The New York Times has put out a job listing for its editorial page that shows it has decided to branch out into satire. Here’s some of it:

The New York Times is looking for a proactive, creative, digitally-experienced editor to shape its Opinion report and help lead the department. . .   We’re looking for an editor with a sense of humor and a spine of steel, a confident point of view and an open mind, an appetite for risk and exacting standards for excellence in writing and visual presentation. We’re looking for someone who wants to grow big ideas to make the world a better place, and to have fun doing it. . .

The Times Opinion team aims to promote the most important and provocative debate across a range of subjects – including politics, global affairs, technology, culture, and business – and is passionate about including a vast array of diverse voices and perspectives.

Because we all know the Times is a really fun place to work these days. Let’s see: a “sense of humor” is the first thing that will get you fired, since humorlessness is the chief requisite for membership in the Wokerati. Though I suppose it makes sense to hope for someone with a “spine of steel,” since Times management has no spine at all these days.

Memo to the Times: You had someone like this. His name was James Bennet. You fired him, remember?

There’s also this in the ad:

And this editor must be a sensitive and deft manager who is committed to advancing a workplace and culture that is inclusive, open and fair. . .

Achieving true diversity and inclusion is the right thing to do. It is also the smart thing for our business. So we strongly encourage women, veterans, people with disabilities, people of color and gender nonconforming candidates to apply.

In other words, they don’t mean any of that stuff in the first paragraph of the job listing. You can now ad “fake job listing” to fake news.

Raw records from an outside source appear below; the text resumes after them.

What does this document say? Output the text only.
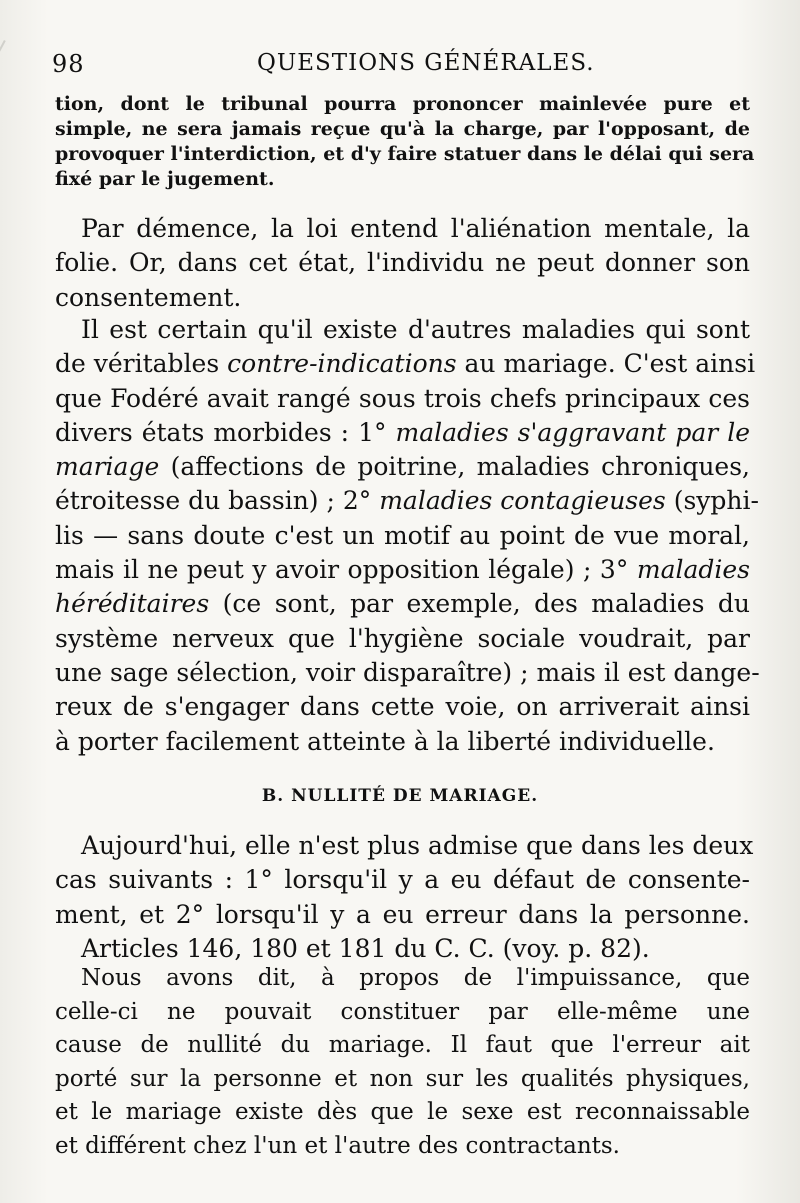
98	QUESTIONS GÉNÉRALES.
tion, dont le tribunal pourra prononcer mainlevée pure et
simple, ne sera jamais reçue qu'à la charge, par l'opposant, de
provoquer l'interdiction, et d'y faire statuer dans le délai qui sera
fixé par le jugement.
Par démence, la loi entend l'aliénation mentale, la
folie. Or, dans cet état, l'individu ne peut donner son
consentement.
Il est certain qu'il existe d'autres maladies qui sont
de véritables contre-indications au mariage. C'est ainsi
que Fodéré avait rangé sous trois chefs principaux ces
divers états morbides : 1° maladies s'aggravant par le
mariage (affections de poitrine, maladies chroniques,
étroitesse du bassin) ; 2° maladies contagieuses (syphi-
lis — sans doute c'est un motif au point de vue moral,
mais il ne peut y avoir opposition légale) ; 3° maladies
héréditaires (ce sont, par exemple, des maladies du
système nerveux que l'hygiène sociale voudrait, par
une sage sélection, voir disparaître) ; mais il est dange-
reux de s'engager dans cette voie, on arriverait ainsi
à porter facilement atteinte à la liberté individuelle.
B. NULLITÉ DE MARIAGE.
Aujourd'hui, elle n'est plus admise que dans les deux
cas suivants : 1° lorsqu'il y a eu défaut de consente-
ment, et 2° lorsqu'il y a eu erreur dans la personne.
Articles 146, 180 et 181 du C. C. (voy. p. 82).
Nous avons dit, à propos de l'impuissance, que
celle-ci ne pouvait constituer par elle-même une
cause de nullité du mariage. Il faut que l'erreur ait
porté sur la personne et non sur les qualités physiques,
et le mariage existe dès que le sexe est reconnaissable
et différent chez l'un et l'autre des contractants.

Also: “Veterans”?  I suspect this means “veterans of a campus culture war.” It’s the only kind of battle they know. After all, to the liberal mind today, “silence is violence,” which I suppose means words—you know: nouns, verbs, adjectives, projected from a human voice box—must be the equivalent of nuclear weapons. So sure—”veterans.”

Chaser: Two questions I’d love to pose to the entire staff of the Times: 1) Do you own a gun? 2) Do you know a member of the NRA? Pretty sure I know what result we’d get.